Следовательно, проект провинциализации Европы не может быть проектом культурного релятивизма. Он не может произрастать из утверждения, будто разум/наука/универсалии, которые помогли утвердить Европу как модерн, всего-навсего отражают «культурную специфику» и потому принадлежат только европейской культуре. Аргумент не в том, что рационализм Просвещения всегда оказывается неразумным сам по себе, скорее, необходимо задокументировать, как именно – в ходе какого исторического процесса – его «разум», далеко не всегда и не всем очевидный, превратился в очевидный для всех. Если язык – это не более чем диалект, подкрепленный армией, то же самое можно сказать и о нарративах «модерности», которые сегодня уже почти повсюду указывают на некоторую «Европу» как на первичный габитус модерна.
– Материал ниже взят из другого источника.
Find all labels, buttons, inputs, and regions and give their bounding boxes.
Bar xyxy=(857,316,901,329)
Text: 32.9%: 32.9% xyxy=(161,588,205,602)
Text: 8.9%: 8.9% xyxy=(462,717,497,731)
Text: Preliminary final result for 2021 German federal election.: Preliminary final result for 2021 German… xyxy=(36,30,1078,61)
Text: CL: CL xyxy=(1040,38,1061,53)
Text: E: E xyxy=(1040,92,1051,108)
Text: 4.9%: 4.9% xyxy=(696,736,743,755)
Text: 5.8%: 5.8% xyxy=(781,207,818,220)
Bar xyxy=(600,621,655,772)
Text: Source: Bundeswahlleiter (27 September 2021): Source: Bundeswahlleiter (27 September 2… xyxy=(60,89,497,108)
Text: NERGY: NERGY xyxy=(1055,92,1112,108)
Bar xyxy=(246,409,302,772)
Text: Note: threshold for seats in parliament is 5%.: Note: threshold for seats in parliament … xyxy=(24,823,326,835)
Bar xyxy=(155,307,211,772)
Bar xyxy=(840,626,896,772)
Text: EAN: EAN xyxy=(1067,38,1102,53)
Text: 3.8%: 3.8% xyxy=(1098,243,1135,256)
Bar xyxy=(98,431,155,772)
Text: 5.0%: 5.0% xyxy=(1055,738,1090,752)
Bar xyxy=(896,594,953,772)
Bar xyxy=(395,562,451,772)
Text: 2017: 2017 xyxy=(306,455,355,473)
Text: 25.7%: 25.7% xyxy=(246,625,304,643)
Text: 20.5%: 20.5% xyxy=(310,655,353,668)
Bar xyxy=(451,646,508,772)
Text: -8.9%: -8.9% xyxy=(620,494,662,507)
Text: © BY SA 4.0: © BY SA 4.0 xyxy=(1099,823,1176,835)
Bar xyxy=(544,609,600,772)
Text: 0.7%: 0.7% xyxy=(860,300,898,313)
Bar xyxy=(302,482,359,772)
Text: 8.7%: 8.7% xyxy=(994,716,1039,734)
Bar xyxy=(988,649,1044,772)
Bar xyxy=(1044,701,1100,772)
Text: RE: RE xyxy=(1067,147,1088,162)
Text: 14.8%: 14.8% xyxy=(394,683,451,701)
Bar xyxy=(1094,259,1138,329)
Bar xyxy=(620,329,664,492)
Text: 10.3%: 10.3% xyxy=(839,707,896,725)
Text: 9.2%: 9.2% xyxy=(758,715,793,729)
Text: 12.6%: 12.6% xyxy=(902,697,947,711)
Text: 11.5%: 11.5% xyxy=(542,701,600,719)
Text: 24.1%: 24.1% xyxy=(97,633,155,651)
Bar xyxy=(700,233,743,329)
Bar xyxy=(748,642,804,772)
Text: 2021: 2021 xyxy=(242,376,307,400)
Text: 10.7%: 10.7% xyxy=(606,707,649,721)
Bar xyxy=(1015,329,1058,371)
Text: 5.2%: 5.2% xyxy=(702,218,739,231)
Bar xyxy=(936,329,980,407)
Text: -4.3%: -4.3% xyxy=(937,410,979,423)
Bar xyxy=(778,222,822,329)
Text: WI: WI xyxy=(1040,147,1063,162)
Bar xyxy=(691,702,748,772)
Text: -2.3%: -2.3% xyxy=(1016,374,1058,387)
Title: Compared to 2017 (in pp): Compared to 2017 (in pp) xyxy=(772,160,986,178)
Можно предположить, что Европа, как и «Запад», воображаемое бытие, но это предположение само по себе никак не ослабляет ее привлекательности или влияния. Проект провинциализации Европы должен включить несколько дополнительных шагов: во-первых, признание того, что приобретение Европой характеристики «модерная» – это неотъемлемая часть истории европейского империализма в рамках всемирной истории; и, во-вторых, осознание того, что отождествление Европы с модерностью произошло усилиями не только самих европейцев – национализмы стран третьего мира, как модернизационные идеологии par excellence, были равноправными партнерами в этом процессе. Я не предлагаю игнорировать антиимпериалистические моменты в биографиях этих национализмов; я всего лишь подчеркиваю, что проект «провинциализация Европы» не может быть националистическим, шовинистическим или атавистическим. Освобождая историю – упорядоченную, институционально регулируемую форму коллективной памяти – от ее неизбежного переплетения с большими нарративами прав, гражданства, национального государства, публичной и частной сфер, нельзя не проблематизировать «Индию» по мере того, как мы развенчиваем «Европу».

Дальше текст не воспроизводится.